Ovunque, sui social network e nella vita reale, le persone intendono l’inizio dell’anno come il momento in cui compilare la lista delle cose da fare. Nella maggior parte dei casi si tratta di qualcosa che si vuole migliorare, in altri sono i desideri. Ma serve davvero appuntare questi pensieri?

I buoni propositi non sono altro che delle aspettative che la gente si pone come obiettivo da rispettare. E se questo non rappresenta un impedimento alla quiete per chi ha un carattere equilibrato, per coloro che già soffrono di depressione o di ansia, nella maggior parte dei casi il fare una lista di ciò che si dovrebbe raggiungere nei successivi 365 giorni può portare ad un peggioramento del proprio stato mentale. Cosa è importante ricordare quando si inizia un nuovo anno? Si può voltare pagina. Questo significa doversi struggere per raggiungere qualcosa che non sia alla propria portata?
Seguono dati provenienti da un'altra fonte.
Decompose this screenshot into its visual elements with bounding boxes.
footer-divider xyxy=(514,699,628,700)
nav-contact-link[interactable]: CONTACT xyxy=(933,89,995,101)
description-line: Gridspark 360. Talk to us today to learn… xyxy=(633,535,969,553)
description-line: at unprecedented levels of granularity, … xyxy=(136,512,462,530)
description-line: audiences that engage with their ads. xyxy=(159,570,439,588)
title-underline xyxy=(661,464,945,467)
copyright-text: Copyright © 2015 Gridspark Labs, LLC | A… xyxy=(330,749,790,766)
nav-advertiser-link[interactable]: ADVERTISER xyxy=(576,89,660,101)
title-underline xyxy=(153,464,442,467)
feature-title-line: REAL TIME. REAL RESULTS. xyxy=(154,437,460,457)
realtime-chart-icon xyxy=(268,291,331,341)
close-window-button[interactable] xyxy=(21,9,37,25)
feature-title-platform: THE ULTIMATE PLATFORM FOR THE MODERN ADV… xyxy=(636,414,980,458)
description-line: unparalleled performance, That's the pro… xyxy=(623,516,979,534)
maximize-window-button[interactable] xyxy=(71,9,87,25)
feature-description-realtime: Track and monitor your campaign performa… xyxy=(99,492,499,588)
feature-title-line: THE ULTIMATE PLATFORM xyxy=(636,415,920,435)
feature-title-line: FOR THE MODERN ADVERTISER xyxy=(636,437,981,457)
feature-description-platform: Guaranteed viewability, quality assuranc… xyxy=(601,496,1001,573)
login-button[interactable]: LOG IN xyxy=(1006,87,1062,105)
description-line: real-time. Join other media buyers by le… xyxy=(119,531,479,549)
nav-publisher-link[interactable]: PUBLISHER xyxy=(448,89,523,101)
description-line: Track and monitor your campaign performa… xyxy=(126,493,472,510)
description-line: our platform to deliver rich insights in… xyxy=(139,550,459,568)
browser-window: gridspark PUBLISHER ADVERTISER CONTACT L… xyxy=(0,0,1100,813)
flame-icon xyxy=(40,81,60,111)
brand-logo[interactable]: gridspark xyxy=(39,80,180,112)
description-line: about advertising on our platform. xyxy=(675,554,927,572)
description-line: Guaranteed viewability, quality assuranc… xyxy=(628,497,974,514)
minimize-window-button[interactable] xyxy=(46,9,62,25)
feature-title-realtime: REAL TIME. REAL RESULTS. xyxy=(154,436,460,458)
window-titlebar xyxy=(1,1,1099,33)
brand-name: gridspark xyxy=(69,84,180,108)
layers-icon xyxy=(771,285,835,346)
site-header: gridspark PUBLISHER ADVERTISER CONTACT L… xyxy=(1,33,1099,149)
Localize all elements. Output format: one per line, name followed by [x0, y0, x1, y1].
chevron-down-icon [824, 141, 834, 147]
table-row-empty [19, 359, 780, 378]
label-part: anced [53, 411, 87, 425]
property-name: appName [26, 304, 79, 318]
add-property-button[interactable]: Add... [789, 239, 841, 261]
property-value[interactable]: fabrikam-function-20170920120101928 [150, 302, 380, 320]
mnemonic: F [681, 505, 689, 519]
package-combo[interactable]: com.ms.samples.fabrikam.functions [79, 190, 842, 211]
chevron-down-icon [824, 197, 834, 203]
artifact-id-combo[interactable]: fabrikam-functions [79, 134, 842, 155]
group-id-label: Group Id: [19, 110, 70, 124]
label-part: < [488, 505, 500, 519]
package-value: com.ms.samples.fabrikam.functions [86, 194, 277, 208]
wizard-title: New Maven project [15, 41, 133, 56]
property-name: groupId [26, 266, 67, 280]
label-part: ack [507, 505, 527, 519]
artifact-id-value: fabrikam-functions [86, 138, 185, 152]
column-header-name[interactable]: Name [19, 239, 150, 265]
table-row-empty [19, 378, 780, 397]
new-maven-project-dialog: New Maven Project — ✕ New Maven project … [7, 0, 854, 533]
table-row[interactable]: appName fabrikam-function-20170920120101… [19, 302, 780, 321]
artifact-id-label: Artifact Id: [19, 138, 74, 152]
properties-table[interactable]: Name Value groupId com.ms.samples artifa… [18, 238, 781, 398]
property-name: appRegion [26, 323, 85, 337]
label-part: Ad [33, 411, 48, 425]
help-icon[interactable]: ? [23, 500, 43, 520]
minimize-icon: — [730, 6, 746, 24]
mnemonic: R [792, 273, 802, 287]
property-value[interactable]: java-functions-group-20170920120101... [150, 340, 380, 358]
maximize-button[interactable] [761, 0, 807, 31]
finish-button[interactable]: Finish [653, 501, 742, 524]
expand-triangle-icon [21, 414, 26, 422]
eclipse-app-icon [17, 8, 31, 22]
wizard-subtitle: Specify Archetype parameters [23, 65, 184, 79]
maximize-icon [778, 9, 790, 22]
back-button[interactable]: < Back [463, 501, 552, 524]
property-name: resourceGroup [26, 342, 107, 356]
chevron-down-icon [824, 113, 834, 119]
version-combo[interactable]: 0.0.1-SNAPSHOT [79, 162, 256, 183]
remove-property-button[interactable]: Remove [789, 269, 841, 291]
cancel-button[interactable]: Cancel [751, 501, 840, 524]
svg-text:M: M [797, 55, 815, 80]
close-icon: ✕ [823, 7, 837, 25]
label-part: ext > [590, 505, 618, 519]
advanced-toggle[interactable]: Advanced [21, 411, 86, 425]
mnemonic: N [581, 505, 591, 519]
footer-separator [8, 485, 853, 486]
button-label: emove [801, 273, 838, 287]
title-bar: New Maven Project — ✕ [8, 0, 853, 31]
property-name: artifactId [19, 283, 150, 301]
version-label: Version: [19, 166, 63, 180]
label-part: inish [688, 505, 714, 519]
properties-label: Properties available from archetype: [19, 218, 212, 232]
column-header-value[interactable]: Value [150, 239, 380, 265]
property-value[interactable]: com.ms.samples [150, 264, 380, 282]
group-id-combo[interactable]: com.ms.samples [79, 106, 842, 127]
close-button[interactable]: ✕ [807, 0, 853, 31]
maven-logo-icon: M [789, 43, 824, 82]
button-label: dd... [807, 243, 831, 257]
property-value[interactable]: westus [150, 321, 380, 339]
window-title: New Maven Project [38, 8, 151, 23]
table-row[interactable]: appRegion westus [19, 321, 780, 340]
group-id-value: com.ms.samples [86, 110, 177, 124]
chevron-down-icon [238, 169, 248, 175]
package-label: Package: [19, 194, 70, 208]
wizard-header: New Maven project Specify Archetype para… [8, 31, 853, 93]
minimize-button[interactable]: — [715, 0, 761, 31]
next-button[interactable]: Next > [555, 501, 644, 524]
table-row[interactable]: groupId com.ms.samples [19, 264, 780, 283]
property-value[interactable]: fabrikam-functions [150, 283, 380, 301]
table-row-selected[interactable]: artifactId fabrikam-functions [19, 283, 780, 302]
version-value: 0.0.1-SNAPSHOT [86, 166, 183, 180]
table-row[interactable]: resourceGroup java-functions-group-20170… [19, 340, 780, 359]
No assolutamente, a meno che non si voglia vivere nella costante ansia di non riuscire e con la paura di essere un fallimento.

Quello dei buoni propositi in alcuni casi diventa un atteggiamento passivo aggressivo che le persone hanno nei propri confronti. Piuttosto che listare tutto ciò che si “deve” raggiungere, non è meglio proporre a se stessi dei piccoli cambiamenti che semplicemente possano condurre ad essere delle persone migliori? L’unico vero buon proposito del 2017 accettabile? Quello di imparare ad amare un po’ di più se stessi e gli altri: sono i sentimenti e l’autostima a rendere tutti una versione più utile e funzionale di quel che si era prima.